Wall Street’s Brexit headache just got a nice dose of relief. Will it last?
That’s good news for U.S. stocks, because investors fear Brexit will cause financial and economic turbulence that will ripple across the Atlantic. Global stocks slumped last week after polls showed a spike in support for leaving the U.K.
Thursday’s Brexit vote is still too close to call and notoriously-unreliable U.K. polls may continue to be volatile. In any case, investors are breathing an early sigh of relief.
“We expect remain to take it, but plenty of price action and popular opinion noise between now and Thursday,” Bespoke Investment Group wrote in a note.
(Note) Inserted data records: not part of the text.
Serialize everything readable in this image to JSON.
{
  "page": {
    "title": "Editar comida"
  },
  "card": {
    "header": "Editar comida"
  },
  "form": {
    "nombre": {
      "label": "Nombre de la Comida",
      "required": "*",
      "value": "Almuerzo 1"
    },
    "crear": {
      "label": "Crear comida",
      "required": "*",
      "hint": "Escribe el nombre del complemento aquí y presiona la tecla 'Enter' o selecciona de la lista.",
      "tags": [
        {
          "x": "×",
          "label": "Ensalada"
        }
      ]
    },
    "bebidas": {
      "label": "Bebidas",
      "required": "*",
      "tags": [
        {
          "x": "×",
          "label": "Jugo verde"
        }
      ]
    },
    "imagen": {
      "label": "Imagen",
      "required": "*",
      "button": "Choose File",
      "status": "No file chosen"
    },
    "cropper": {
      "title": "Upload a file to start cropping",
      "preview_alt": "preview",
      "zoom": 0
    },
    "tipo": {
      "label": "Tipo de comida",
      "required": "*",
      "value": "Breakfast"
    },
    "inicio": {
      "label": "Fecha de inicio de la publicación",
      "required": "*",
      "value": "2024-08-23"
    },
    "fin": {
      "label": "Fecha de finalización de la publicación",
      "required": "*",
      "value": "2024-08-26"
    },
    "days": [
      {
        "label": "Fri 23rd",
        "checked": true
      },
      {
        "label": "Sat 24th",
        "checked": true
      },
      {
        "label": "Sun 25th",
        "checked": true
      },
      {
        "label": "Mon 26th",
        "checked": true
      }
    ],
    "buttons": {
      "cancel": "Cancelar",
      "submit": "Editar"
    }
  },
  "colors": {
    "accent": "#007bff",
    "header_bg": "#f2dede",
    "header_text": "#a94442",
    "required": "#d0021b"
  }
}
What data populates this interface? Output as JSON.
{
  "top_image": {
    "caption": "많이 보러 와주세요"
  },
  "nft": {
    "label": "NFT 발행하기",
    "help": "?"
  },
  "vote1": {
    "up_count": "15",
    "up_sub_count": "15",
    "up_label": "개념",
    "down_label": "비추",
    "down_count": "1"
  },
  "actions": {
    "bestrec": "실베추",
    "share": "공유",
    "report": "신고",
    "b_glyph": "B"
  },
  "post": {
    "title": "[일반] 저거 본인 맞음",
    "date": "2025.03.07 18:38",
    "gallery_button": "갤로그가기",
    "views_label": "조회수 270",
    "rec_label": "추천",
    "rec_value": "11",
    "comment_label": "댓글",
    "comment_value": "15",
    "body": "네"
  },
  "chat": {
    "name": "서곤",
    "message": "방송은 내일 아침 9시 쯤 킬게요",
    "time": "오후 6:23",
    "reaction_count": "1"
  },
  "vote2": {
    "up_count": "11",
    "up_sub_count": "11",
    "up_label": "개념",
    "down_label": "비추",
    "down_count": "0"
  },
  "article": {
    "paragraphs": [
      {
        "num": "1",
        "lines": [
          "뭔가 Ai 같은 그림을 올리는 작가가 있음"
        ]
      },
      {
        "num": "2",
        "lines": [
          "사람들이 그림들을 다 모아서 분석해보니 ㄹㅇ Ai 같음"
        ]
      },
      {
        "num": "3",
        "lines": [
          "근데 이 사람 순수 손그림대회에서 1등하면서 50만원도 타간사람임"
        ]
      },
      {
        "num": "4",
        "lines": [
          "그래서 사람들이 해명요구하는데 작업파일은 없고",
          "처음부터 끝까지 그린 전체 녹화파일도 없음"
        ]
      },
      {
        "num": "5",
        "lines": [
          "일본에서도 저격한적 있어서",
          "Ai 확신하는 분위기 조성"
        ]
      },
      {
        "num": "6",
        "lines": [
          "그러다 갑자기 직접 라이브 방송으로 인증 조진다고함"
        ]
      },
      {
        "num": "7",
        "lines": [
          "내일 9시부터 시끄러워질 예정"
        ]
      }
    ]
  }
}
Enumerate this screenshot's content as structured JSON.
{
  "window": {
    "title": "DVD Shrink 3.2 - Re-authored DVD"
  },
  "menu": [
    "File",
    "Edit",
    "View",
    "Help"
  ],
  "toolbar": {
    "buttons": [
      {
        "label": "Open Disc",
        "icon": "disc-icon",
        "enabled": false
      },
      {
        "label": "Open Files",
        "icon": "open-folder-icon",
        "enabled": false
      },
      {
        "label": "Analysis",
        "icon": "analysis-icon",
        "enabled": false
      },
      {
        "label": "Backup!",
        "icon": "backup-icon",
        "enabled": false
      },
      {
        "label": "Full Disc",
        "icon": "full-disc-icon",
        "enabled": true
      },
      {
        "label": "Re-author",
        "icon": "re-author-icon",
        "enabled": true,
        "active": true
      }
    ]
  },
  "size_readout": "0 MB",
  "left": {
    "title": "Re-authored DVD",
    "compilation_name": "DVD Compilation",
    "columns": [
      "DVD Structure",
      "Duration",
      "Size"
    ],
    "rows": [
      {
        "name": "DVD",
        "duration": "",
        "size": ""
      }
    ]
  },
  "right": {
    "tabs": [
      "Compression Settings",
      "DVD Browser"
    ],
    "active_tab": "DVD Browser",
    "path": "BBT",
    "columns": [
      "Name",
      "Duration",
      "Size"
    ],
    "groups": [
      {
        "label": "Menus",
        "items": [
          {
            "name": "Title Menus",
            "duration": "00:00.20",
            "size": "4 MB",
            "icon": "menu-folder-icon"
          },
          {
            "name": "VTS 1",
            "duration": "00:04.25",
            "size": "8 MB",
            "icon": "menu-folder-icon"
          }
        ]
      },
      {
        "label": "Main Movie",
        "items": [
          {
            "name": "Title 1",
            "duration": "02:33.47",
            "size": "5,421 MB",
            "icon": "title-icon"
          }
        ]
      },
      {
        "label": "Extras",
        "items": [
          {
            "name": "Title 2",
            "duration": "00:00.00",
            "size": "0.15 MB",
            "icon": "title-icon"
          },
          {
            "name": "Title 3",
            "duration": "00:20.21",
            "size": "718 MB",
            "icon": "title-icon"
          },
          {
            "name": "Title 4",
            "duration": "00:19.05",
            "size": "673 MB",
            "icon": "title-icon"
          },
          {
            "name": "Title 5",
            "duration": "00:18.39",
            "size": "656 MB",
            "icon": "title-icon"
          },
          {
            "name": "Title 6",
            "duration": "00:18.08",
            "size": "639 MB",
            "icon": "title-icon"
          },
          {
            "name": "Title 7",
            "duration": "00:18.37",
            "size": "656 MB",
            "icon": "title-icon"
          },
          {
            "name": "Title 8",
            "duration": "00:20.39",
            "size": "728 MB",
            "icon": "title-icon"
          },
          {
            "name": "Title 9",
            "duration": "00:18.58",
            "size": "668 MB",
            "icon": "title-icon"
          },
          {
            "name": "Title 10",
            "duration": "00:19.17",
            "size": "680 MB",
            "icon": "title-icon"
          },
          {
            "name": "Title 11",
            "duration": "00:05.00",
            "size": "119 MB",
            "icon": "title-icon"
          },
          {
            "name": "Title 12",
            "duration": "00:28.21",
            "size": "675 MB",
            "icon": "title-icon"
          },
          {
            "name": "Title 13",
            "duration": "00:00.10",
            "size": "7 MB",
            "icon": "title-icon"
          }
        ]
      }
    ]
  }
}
In other words, stay tuned.
On Monday, the Dow is having its biggest one-day gain since March 1, while the Nasdaq is up 1.6%. European markets, which have far greater exposure to the Brexit risk, are partying even harder. The U.K.’s FTSE 100 is up 3% and the British pound is spiking 2% against the U.S. dollar.
Here’s another sign that Brexit worries are fading: CNNMoney’s Fear & Greed Index is back in “greed” mode. The gauge of market sentiment briefly flashed “fear” last week on the Brexit polling.
Some may be surprised to see a referendum in the U.K. moving markets in the U.S. But Brexit is a big deal. The U.K. government, which is campaigning in favor of staying in the EU, has warned Brexit would kill jobs, plunge the country into a recession and create currency turbulence.
Independent forecasters believe a vote to leave the EU would crash U.K. stocks and send the S&P 500 slumping 5%. Brexit would also raise serious long-term concerns about whether other countries will try to follow the U.K. out of the EU, calling into question the entire integration experiment.
“Many think that a U.K. vote to leave could precipitate a broader crisis in the EU, and especially” the eurozone, strategists at Brown Brothers Harriman wrote in a note.
Underscoring that fear, investors yanked $1.1 billion from U.K. stock-market funds last week — the second-biggest withdrawal over the past decade, according to Bank of America Merrill Lynch. European equity funds have suffered outflows for 19 straight weeks, BofA said.
Others think investors are overestimating the negative repercussions of Brexit.
“A vote by the UK to leave Europe would not lead to instant fire and brimstone and selling everything willy nilly is not justified,” Michael Block, chief strategist at Rhino Trading Partners, wrote in a note.